Born in Providence, Rhode Island, Allen earned a BA in Anthropology from Franklin Pierce University, New Hampshire. His earliest and formative glass studio experiences and education came as a studio assistant in Providence, working with a number of wonderful artists to include Daniel Clayman, James Watkins, and Michael Scheiner. Allen relocated to Washington in 1994, where he joined the William Morris team at the Pilchuck Glass School for 13 years, specializing in engraving, cutting, and finishing glass sculpture.

Allen has had numerous solo exhibitions of his sculptures throughout the country, including at the Science Fiction Museum and Hall of Fame, the Museum of Northwest Art, Traver Gallery, Blue Rain Gallery, Schantz Gallery, and Duncan McClellan Gallery. His sculptures have been acquired for a number of public and private collections, including Glass Museum in Tacoma, Imagine Museum, Toyoma Institute of Glass, Blue Origin, Boeing, Amazon and SpaceX. In 2016, his work appeared in a feature cover story published by American Craft magazine and in 2018, he was awarded “Grand Artist of the future” by Imagine Museum.

In 2005, Allen established a glass and sculpture studio with his wife, artist Shelley Muzylowski Allen at their property in Skagit County, Washington. In addition to being artists, the couple has taught internationally at the Toyama Institute of Glass in Toyama, Japan, and the International Glass Festival in Stourbridge, England. They have also taught nationally, including the Penland School of Craft, Pittsburgh Glass Center, and at Pilchuck Glass School.
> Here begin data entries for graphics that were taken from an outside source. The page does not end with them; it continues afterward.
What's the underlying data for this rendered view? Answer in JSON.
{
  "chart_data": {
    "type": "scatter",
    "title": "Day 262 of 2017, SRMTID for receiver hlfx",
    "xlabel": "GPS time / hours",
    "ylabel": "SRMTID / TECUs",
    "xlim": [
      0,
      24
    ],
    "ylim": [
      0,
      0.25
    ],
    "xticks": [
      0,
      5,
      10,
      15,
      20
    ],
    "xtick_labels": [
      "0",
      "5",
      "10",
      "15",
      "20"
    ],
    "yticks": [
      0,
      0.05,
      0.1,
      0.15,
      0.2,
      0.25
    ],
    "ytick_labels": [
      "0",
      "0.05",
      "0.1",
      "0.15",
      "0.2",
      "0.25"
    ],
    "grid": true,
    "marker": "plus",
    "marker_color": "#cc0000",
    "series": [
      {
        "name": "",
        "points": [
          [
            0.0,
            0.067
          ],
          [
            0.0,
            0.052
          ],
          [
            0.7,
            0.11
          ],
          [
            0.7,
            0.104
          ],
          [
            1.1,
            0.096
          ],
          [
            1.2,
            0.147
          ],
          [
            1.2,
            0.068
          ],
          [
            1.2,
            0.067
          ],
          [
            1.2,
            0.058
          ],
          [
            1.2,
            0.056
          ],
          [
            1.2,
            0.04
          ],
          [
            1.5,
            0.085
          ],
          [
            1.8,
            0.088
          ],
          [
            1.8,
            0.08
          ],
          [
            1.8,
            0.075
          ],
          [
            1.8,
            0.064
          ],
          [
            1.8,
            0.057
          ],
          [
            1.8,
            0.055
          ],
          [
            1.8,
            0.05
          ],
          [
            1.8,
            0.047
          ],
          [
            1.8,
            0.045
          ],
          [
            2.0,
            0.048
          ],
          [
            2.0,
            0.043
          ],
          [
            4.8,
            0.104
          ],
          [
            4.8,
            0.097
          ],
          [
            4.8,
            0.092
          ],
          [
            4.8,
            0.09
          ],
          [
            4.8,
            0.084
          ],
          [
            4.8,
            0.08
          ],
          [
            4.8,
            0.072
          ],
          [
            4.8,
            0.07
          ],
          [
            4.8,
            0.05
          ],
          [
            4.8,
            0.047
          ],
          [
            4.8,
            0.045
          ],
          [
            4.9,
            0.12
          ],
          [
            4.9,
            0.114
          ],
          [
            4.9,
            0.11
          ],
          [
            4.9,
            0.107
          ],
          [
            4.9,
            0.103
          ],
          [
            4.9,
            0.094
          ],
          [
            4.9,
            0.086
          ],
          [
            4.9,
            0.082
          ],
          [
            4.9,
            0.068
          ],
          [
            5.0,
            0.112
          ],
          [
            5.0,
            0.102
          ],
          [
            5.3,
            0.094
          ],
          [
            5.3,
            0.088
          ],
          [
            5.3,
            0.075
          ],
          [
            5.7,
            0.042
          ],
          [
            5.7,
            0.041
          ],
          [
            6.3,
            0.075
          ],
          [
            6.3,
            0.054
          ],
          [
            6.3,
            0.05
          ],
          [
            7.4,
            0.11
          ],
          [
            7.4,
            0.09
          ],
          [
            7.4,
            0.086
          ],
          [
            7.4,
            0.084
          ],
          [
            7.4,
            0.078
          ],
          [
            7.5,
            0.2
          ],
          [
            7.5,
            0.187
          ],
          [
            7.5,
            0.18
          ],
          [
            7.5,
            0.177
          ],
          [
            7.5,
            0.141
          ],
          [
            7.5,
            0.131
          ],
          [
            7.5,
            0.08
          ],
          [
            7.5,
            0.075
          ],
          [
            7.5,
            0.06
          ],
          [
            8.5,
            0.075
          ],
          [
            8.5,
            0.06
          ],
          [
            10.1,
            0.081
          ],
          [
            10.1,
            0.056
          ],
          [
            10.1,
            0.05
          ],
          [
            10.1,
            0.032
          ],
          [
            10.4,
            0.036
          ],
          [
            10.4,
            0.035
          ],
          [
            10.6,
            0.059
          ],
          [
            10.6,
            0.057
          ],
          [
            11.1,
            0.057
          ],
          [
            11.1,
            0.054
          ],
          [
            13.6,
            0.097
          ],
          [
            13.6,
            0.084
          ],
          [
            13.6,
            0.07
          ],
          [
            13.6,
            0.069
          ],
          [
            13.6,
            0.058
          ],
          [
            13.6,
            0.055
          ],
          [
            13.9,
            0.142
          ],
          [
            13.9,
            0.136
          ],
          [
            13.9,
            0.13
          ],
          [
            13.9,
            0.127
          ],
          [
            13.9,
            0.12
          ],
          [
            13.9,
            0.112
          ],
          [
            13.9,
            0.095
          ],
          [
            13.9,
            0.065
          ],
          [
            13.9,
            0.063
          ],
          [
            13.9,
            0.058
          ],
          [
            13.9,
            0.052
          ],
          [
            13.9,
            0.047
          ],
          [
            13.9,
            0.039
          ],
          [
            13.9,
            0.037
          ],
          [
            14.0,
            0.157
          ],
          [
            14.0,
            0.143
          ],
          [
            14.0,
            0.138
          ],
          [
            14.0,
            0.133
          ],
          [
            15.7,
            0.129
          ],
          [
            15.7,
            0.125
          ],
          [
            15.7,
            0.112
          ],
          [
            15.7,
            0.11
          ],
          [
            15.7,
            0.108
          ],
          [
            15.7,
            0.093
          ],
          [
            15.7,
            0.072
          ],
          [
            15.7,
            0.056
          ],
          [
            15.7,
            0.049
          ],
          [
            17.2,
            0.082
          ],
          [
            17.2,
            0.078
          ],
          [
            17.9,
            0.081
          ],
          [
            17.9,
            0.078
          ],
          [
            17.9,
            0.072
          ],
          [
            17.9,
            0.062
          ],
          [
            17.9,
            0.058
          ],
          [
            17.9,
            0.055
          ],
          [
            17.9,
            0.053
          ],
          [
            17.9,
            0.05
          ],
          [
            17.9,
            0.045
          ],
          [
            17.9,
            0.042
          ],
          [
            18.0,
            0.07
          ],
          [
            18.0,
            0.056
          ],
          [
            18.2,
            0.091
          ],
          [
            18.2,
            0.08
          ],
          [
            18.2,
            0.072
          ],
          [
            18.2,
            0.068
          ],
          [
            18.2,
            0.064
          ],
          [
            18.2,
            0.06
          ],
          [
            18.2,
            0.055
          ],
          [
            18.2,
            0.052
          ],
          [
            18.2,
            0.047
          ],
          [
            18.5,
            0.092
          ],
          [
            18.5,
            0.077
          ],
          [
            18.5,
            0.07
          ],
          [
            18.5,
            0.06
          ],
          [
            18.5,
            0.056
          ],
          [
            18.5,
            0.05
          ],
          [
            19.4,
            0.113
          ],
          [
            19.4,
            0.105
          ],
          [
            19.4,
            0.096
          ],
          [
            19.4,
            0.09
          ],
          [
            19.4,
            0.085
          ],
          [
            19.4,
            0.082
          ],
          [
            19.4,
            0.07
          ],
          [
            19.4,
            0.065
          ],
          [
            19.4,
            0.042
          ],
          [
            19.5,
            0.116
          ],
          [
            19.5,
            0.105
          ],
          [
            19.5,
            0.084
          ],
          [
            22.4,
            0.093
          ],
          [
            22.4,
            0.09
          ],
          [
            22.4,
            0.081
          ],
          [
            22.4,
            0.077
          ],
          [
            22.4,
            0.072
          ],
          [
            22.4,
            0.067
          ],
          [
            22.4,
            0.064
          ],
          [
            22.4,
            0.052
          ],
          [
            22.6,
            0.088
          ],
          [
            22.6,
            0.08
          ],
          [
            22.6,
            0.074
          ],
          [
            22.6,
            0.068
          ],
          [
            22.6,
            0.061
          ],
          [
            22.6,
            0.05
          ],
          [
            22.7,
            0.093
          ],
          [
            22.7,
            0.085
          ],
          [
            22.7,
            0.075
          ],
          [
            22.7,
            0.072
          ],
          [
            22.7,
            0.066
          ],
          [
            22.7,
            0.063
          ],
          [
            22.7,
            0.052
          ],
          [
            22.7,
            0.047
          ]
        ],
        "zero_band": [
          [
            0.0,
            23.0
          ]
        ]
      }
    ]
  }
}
A lifelong Star Trek devotee – whose earliest memories of creation involved making scotch tape and cardboard phasers and communicators – Allen was contacted by Eugene (Rod) Roddenberry, son of Star Trekcreator Gene Roddenberry and current spokesman for Trekkies everywhere. Intrigued by Allen’s work after seeing a piece one of his friends owned, Roddenberry commissioned a sculpture of the original series’ Starship Enterprise. The sculpture was to reflect the basic design of the original Enterprise, but also incorporate Allen’s personality into a sculpture that was of his own original design and overall interpretation.

Allen, in collaboration with wife Shelley, has created and will install two large public sculptures, Sticken (the Orchard Octopus) in September, and Heronious One in November in Bellevue, Washington. He will have an exhibition of new work in spring 2024 at Blue Rain Gallery in Santa Fe, New Mexico, and will collaborate with Dave Walters this fall.